Une douce musique au premier tour… au second, une fanfare harmonique et nos cœurs battant la chamade. Era ora !

Pour les anciens, l’ampleur des résultats qui surprend et d’un coup la sérénité après un combat de toute une vie. De leur idéal, beaucoup de jeunes s’en sont emparés. Le vieux système sclérosé, toujours en place, est déclaré obsolète par le suffrage universel. Les vieux partis, plus ou moins durs et purs « républicains » concèdent la veille que des « réformes » sont souhaitables. Sans enthousiasme, à la CTC, ils ont voté le Padduc. Ils devront finir par admettre que c’est le centralisme jacobin de la République qui doit disparaître. C’est le préalable à la survie du peuple corse, c’est une urgence historique.

 

Il y a 50 ans déjà, les causes, les mécanismes ont été définis. Des propositions étaient avancées. Le manifeste du CEDIC dès 1964 en fait foi. Il suffit de le lire. Il parlait d’ethnie corse au sens de la définition du Petit Larousse. Ce terme a été diabolisé par la suite par les idéologues jacobins. Les mouvements revendicatifs et l’opinion insulaire n’étaient pas prêts à remettre en question le système de la République française. Souvent dans la rue, souvent en colère, ils criaient qu’ils ne voulaient pas être les enfants abandonnés du foyer républicain.

Les premiers « natios » sans prise sur le pouvoir central, n’avaient que la possibilité de s’attaquer à sa poulie de transmission inconsciente d’une politique de génocide à laquelle elle contribuait. Elle croyait en la générosité de cet État républicain qui lui donnait les moyens de tenir ses électeurs et de les aliéner pour ainsi dire. L’ARC soutient toutes les luttes revendicatives sur le terrain pour faire comprendre que la solution ne pouvait qu’être globale. En 1973, l’ARC participe à la réunion qui rédige un manifeste autonomiste A chjama di u Castellare, avec le FRC, PCP et Terra Corsa. Un an avant Aleria, en 1974, elle publie Autonomìa que l’UPC réactualisera en 1991 avec la proposition d’une autonomie complète. Nos élus devraient lire ces documents pour bien mesurer le chemin qui reste à faire.

 

Dans le débat sur l’autonomie, l’ARC et l’UPC mettent l’accent sur la notion de peuple corse, vocable qui était utilisé « à stonde » par les uns ou les autres. La reconnaissance du peuple corse entraîne celle des droits imprescriptibles des droits de l’Homme et des peuples. Dès 1971, lors de l’affaire de l’Hudson Institute, l’ARC avait pu mesurer à quel point le pouvoir central était prêt à utiliser tous les moyens pour étouffer toute velléité de reconnaissance du peuple corse. Il était dès lors prêt à affronter l’État, y compris ses barbouzes. Mais inlassablement il saisissait toutes les occasions d’un début de dialogue. En 1968, avant les élections législatives, une réunion de tous les candidats qui admettent le principe de l’autonomie de gestion. Avec le mouvement du 30 mai 1968, la « Table ronde de Corte » où tous les parlementaires réclament par communiqué une région à statut particulier. En octobre 1969, avec 40 organisations socioprofessionnelles, une première réunion des états généraux. En 1971, avec les partis politiques elle contre le Schéma d’Aménagement, le Conseil général apporte 27 amendements.

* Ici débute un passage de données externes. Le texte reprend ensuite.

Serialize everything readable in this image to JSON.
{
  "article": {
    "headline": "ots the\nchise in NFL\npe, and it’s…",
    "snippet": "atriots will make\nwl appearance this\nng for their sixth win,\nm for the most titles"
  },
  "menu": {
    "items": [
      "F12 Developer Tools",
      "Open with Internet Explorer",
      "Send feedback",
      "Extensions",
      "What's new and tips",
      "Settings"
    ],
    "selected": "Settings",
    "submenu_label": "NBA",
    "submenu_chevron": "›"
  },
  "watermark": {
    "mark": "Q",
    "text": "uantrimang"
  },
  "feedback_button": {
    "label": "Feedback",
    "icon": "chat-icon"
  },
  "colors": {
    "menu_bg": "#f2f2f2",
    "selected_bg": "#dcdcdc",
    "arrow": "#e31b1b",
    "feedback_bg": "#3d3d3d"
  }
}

Ces quelques évocations de la période des 10 premières années, juste avant Aleria, montre que les choix ont été vite définis puis approfondis et consolidés par les luttes constantes sur le terrain. La seule et grande difficulté a porté sur la différence du choix des moyens de lutte : violence clandestine ou cheminement démocratique. L’Histoire demain fera la part de l’apport des deux options. Le FLNC ayant arrêté la lutte armée depuis un an, rien ne peut s’opposer à ce que les indépendantistes proposent au peuple leur solution.

Toute idée peut faire partie d’un débat démocratique, soumise à la volonté populaire, selon le principe du peuple souverain, qui peut répondre oui ou non. Il n’empêche que désormais les deux, autonomistes et indépendantistes, peuvent œuvrer ensemble pour l’essentiel des intérêts du peuple corse qui reste l’arbitre. Il est clair que rien ne peut lui être imposé par la force ou par manœuvre. Il est clair aussi que si l’État français continue à s’obstiner à nier le peuple corse, ou monnayer ses droits en monnaies de singes, il portera seul, sans excuse, la responsabilité des conséquences.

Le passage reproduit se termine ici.